Le gouvernement définit l’offre raisonnable d’emploi
Le gouvernement vient de finaliser un projet de loi relatif aux droits et devoirs des demandeurs d’emploi. Ce texte définit l’offre raisonnable d’emploi et renforce les sanctions à l’encontre des demandeurs d’emploi qui refuseraient deux offres raisonnables d’emploi.
En vue de la prochaine renégociation de la convention d’assurance chômage, la ministre de l’Economie, Christine Lagarde, et son secrétaire d’Etat, Laurent Wauquiez, ont reçu, le 6 mai dernier, les partenaires sociaux pour leur présenter la méthode et le calendrier des prochaines réformes dans le domaine de l’emploi, la situation des régimes d’indemnisation du chômage et la très controversée question de « l’offre raisonnable d’emploi ». A la sortie de la réunion, Laurent Wauquiez avait annoncé qu’un projet de loi sur ce thème serait déposé au Parlement dès cet été.

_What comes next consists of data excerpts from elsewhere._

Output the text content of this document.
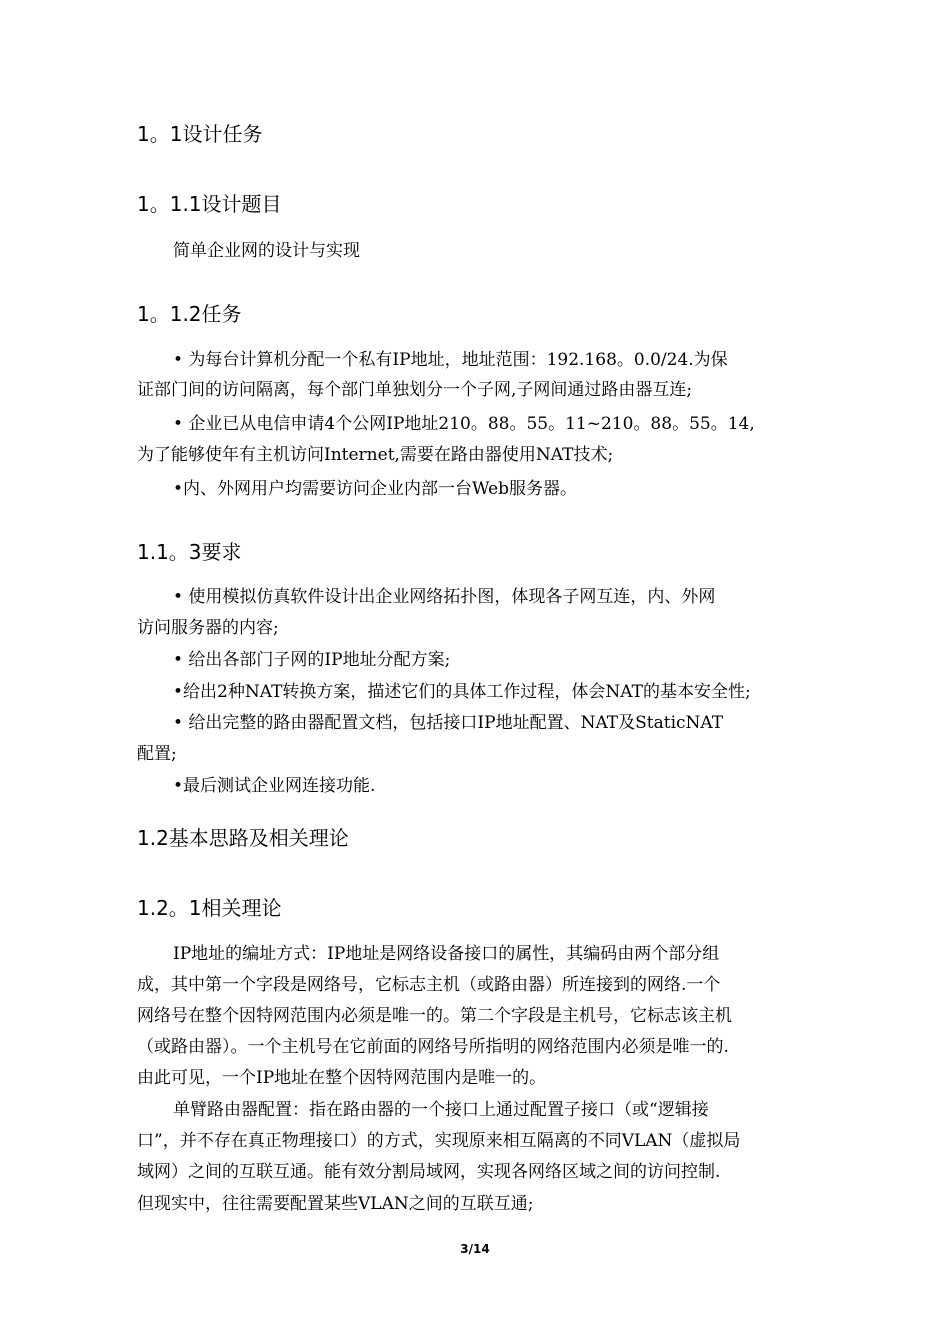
1。1设计任务
1。1.1设计题目
简单企业网的设计与实现
1。1.2任务
• 为每台计算机分配一个私有IP地址，地址范围：192.168。0.0/24.为保
证部门间的访问隔离，每个部门单独划分一个子网,子网间通过路由器互连;
• 企业已从电信申请4个公网IP地址210。88。55。11~210。88。55。14,
为了能够使年有主机访问Internet,需要在路由器使用NAT技术;
•内、外网用户均需要访问企业内部一台Web服务器。
1.1。3要求
• 使用模拟仿真软件设计出企业网络拓扑图，体现各子网互连，内、外网
访问服务器的内容;
• 给出各部门子网的IP地址分配方案;
•给出2种NAT转换方案，描述它们的具体工作过程，体会NAT的基本安全性;
• 给出完整的路由器配置文档，包括接口IP地址配置、NAT及StaticNAT
配置;
•最后测试企业网连接功能.
1.2基本思路及相关理论
1.2。1相关理论
IP地址的编址方式：IP地址是网络设备接口的属性，其编码由两个部分组
成，其中第一个字段是网络号，它标志主机（或路由器）所连接到的网络.一个
网络号在整个因特网范围内必须是唯一的。第二个字段是主机号，它标志该主机
（或路由器）。一个主机号在它前面的网络号所指明的网络范围内必须是唯一的.
由此可见，一个IP地址在整个因特网范围内是唯一的。
单臂路由器配置：指在路由器的一个接口上通过配置子接口（或“逻辑接
口”，并不存在真正物理接口）的方式，实现原来相互隔离的不同VLAN（虚拟局
域网）之间的互联互通。能有效分割局域网，实现各网络区域之间的访问控制.
但现实中，往往需要配置某些VLAN之间的互联互通;
3/14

Aussitôt dit, aussitôt fait ! Le gouvernement vient de finaliser un projet de loi « relatif aux droits et devoirs des demandeurs d’emploi ». Ce texte définit « l’offre raisonnable d’emploi » et renforce les sanctions à l’encontre des demandeurs d’emploi qui refuseraient deux offres raisonnables d’emploi. Comme annoncé, la définition de l’offre raisonnable d’emploi deviendrait de plus en plus contraignante et les sanctions de plus en plus sévères au fil des mois. Durant les trois premiers mois d’inscription à l’ANPE, le demandeur d’emploi devra accepter tout emploi rémunéré à hauteur de son salaire antérieur et situé dans sa zone géographique. Au-delà des trois premiers mois, le chômeur sera tenu d’accepter un poste rémunéré à 95 % de son ancien salaire. Après 6 mois de recherche d’emploi, il sera contraint d’accepter un poste rémunéré à 85 % de son salaire antérieur et situé à 30 kilomètres de son domicile ou à une heure de transport en commun. Après un an, le demandeur d’emploi devra accepter tout emploi rémunéré à hauteur de l’allocation chômage (soit 57,4 % du salaire antérieur le plus souvent). Le projet de loi précise toutefois que « ces dispositions ne peuvent obliger à accepter un niveau de salaire inférieur au salaire normalement pratiqué dans la région et dans la profession et s’appliquent sous réserve des autres dispositions légales et des stipulations conventionnelles en vigueur, notamment celles relatives au SMIC ».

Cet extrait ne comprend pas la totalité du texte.